Mom & pop stores are important, not only for the appliances, food, drink, clothing, and tools that they sell us, but also for providing us with intellectual stimulation, social interaction, and connection to our communities.  

We must have mom & pop stores because we are social animals who are drawn to the market, the agora, the heart of town. We will always have mom & pop stores because we will always need them. Mom & pop stores have endured every new retail concept that’s been thrown at them: department stores, chain stores, discount stores, mail-order catalogs, and the Internet.

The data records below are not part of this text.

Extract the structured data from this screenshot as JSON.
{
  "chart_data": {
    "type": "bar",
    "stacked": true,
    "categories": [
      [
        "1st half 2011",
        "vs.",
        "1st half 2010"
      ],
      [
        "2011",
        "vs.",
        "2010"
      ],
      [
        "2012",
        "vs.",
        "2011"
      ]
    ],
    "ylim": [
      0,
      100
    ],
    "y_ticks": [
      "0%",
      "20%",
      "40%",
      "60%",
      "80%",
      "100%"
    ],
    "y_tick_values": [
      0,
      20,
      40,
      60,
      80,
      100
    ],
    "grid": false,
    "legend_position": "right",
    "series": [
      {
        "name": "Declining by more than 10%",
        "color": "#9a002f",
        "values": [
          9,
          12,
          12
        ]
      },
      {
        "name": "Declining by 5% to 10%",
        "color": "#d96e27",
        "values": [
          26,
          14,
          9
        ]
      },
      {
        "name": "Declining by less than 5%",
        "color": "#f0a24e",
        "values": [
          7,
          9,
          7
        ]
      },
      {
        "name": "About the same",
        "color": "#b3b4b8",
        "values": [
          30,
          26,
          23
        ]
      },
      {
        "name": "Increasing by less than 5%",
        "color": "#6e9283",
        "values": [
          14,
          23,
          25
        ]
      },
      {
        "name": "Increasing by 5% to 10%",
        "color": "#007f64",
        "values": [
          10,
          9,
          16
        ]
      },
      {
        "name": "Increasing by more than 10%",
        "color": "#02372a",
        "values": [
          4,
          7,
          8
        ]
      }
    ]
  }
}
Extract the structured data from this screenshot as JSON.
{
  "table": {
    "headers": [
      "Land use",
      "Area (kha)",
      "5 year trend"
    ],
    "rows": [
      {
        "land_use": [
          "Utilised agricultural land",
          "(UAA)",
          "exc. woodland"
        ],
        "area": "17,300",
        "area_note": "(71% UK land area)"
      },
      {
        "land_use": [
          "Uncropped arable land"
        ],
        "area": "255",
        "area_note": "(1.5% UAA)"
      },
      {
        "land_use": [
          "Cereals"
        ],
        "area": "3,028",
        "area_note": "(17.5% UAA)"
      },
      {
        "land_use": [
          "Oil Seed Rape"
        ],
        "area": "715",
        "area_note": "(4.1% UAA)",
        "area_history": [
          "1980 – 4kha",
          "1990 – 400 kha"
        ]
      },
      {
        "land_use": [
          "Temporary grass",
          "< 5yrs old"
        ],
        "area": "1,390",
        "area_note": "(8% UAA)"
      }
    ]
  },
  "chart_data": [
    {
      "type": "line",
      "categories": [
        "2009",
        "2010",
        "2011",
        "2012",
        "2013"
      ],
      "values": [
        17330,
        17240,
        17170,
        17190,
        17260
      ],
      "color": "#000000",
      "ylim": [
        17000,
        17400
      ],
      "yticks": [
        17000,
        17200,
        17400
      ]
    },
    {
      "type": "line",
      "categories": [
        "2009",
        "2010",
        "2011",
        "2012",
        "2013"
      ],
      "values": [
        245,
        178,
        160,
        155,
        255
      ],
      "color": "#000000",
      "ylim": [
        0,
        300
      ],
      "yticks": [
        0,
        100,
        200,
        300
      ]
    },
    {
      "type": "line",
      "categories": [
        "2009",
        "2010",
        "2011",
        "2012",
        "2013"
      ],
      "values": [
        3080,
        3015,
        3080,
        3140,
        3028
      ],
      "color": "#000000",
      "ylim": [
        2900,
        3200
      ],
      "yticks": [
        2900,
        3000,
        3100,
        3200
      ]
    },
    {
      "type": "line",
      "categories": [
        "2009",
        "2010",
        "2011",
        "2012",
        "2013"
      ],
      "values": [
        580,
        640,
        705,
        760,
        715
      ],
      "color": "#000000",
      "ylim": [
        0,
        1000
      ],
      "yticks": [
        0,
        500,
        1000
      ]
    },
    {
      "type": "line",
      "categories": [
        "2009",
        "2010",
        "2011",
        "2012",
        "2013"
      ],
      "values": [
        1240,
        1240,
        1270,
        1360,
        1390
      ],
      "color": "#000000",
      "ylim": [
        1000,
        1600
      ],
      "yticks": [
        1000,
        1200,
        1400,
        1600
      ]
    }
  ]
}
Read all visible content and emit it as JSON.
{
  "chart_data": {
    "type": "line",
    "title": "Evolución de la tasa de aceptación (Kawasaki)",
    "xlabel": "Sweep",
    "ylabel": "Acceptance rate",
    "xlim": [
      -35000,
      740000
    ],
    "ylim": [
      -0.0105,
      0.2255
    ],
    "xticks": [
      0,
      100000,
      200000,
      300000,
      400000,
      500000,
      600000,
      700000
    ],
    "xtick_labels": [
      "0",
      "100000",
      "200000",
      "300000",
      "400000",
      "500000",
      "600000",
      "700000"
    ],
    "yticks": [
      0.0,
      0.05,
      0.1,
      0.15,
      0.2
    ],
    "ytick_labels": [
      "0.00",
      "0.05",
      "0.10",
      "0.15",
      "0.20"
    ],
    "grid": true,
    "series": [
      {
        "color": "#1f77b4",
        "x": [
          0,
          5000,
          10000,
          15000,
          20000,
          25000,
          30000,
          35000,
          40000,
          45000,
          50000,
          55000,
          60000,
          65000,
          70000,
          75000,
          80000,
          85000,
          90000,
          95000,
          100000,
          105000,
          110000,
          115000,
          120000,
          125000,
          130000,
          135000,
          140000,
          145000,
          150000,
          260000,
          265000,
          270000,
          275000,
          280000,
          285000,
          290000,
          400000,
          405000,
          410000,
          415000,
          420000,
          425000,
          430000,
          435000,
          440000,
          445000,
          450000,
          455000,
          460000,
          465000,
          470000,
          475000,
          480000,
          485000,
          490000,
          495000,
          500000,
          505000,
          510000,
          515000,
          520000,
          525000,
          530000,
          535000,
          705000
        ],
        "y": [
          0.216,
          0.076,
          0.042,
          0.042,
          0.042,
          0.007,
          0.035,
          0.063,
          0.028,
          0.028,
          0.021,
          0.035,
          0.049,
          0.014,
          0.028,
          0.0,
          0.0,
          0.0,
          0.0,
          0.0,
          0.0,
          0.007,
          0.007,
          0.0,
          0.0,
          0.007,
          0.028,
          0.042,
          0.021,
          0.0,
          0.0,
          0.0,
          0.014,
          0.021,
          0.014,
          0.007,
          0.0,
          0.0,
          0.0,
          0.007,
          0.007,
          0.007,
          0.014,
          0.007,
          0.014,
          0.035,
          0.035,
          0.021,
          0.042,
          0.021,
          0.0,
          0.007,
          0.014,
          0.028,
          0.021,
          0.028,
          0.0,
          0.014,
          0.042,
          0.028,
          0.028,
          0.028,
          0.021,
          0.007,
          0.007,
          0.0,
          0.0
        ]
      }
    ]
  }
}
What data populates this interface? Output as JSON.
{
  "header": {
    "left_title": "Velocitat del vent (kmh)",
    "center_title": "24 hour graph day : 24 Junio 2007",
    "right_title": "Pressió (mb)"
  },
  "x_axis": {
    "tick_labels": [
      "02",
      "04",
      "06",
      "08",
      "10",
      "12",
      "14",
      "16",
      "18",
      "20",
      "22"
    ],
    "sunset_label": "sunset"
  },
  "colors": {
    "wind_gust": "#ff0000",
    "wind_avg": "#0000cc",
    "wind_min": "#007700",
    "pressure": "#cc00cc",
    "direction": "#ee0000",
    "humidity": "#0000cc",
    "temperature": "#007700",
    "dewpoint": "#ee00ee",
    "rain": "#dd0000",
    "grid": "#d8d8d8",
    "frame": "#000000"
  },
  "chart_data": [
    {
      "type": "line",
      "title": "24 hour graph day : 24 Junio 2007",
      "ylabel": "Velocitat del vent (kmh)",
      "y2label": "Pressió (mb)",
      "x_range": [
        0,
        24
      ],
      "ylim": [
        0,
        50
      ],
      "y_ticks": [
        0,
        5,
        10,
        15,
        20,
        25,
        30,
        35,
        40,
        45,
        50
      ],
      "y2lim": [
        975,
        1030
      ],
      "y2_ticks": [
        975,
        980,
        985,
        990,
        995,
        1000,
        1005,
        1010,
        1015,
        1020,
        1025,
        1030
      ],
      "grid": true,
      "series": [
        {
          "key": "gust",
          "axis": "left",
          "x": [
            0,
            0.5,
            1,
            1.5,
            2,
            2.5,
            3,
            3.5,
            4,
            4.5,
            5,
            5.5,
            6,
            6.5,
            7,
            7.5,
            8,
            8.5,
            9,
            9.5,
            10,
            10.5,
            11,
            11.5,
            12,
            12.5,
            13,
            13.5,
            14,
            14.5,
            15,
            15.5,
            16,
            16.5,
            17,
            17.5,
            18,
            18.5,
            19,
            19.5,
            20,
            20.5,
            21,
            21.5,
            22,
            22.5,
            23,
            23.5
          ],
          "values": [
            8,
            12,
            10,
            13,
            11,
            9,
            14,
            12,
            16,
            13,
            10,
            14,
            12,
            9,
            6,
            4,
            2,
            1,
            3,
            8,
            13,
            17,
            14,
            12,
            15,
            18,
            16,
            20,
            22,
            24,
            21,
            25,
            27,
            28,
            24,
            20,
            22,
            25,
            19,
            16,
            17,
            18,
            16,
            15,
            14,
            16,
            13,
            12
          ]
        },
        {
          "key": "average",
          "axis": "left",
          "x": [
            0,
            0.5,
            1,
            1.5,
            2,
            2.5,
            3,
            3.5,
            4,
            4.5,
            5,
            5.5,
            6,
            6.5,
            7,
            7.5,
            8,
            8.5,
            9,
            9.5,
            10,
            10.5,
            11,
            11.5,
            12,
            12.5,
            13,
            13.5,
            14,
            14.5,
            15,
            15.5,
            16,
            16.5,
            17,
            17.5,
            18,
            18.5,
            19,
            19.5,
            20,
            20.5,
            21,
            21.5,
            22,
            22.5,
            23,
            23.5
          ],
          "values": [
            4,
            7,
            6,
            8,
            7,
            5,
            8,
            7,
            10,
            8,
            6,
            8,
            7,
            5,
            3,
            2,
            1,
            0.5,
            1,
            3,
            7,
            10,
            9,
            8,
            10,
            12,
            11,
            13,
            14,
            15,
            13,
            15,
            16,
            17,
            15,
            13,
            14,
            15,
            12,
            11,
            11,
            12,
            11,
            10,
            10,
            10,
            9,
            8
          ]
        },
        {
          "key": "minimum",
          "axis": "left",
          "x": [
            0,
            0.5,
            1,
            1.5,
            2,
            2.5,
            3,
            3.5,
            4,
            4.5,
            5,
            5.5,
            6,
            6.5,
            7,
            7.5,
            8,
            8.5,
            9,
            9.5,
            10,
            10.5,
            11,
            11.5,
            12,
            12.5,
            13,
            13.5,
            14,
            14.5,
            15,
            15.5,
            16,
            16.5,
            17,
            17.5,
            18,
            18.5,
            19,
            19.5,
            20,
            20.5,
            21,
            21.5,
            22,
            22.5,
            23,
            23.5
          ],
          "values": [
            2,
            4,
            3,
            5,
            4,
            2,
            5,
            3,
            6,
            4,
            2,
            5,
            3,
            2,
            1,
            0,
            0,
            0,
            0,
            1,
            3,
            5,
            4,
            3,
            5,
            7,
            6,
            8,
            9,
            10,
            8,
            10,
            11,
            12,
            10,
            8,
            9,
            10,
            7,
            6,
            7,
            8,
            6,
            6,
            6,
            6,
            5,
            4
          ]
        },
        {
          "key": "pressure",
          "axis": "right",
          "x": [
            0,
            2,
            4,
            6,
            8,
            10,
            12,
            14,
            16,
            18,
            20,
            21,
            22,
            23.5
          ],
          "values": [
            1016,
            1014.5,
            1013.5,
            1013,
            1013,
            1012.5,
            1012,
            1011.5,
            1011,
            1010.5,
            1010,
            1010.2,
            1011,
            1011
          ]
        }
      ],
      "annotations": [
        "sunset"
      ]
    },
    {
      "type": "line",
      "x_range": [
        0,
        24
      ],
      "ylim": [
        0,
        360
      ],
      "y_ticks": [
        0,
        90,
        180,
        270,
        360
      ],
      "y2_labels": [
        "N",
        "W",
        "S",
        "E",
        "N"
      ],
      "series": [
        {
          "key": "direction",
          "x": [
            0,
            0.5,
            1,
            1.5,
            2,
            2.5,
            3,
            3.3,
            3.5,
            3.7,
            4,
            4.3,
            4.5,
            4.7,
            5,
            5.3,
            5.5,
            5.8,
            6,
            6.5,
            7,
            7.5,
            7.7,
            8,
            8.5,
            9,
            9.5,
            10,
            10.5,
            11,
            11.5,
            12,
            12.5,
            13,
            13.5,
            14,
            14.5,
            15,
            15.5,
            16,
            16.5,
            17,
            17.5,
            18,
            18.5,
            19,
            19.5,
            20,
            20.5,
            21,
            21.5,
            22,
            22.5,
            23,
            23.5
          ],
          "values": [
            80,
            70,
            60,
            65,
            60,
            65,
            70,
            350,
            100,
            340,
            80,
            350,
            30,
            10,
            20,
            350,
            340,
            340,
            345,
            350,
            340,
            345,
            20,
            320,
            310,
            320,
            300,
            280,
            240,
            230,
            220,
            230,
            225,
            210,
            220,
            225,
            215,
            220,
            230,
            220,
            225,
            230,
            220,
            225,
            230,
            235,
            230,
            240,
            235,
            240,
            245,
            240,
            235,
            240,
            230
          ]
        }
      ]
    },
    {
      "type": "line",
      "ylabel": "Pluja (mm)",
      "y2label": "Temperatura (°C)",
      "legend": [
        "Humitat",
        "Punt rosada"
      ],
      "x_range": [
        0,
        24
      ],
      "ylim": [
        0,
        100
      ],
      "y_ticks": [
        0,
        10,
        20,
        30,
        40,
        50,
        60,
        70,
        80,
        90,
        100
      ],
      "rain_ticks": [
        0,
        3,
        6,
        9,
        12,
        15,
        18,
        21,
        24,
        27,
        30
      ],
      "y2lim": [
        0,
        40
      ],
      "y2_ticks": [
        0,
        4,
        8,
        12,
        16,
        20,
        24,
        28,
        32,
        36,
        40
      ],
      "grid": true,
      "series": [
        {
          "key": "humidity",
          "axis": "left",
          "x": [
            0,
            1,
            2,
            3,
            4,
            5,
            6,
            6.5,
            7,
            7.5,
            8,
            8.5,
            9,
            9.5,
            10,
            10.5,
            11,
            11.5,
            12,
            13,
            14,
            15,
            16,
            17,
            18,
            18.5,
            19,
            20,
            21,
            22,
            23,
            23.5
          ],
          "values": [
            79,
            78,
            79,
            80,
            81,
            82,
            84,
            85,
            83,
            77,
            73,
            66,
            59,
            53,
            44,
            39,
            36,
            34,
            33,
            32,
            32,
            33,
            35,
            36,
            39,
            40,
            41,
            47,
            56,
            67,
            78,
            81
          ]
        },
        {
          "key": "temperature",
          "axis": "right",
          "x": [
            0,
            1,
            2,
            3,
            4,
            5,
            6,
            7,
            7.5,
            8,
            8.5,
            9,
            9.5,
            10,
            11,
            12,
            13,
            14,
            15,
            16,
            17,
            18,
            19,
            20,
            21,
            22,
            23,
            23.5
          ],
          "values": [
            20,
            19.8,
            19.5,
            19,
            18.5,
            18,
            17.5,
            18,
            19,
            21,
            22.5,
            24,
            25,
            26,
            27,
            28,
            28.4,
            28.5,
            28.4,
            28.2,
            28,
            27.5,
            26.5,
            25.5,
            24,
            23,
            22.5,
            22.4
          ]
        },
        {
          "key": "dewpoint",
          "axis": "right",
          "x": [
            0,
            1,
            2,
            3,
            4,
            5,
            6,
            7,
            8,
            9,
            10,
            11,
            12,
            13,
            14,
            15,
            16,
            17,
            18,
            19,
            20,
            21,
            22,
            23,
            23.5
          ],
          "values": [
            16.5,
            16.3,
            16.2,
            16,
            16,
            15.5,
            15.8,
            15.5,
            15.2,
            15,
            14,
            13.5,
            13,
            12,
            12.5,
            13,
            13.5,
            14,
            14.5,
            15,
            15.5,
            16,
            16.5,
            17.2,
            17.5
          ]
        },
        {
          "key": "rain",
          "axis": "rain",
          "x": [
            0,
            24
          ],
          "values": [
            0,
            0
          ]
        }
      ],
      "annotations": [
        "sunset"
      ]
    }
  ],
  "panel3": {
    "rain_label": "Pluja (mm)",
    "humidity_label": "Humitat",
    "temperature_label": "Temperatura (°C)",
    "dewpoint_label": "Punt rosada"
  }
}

That’s why, after the apocalypse, the only survivors will be cockroaches and mom & pop stores.

The men and women who run these enterprises are heroes and heroines; they are authentic entrepreneurs who create, organize, operate, and assume the risk for their business ventures. That’s why in order to run a mom & pop business you have to be a Jack-of-all-trades (or a Jill)—financier, buyer, merchandiser, bookkeeper, bill collector, adviser, referee, good neighbor, and community pillar.

The entrepreneurs in my book share seven qualities: (1) a desire for independence, (2) a distinctive entrepreneurial belief that what they are doing is special, (3) passion, (4) persistence, (5) a willingness to work hard and to do what ever it takes to get the job done, (6) a connection to their community, and (7) an ability to adapt to change, which is probably the most important.  

They prove every day that anything is possible if you work at it, and work at it, and work at it some more. It’s not that they’ve simply figured out a way to make it work. It’s that they continue to figure out how to make it work as conditions change— how to survive and thrive. That’s the wisdom of mom & pop.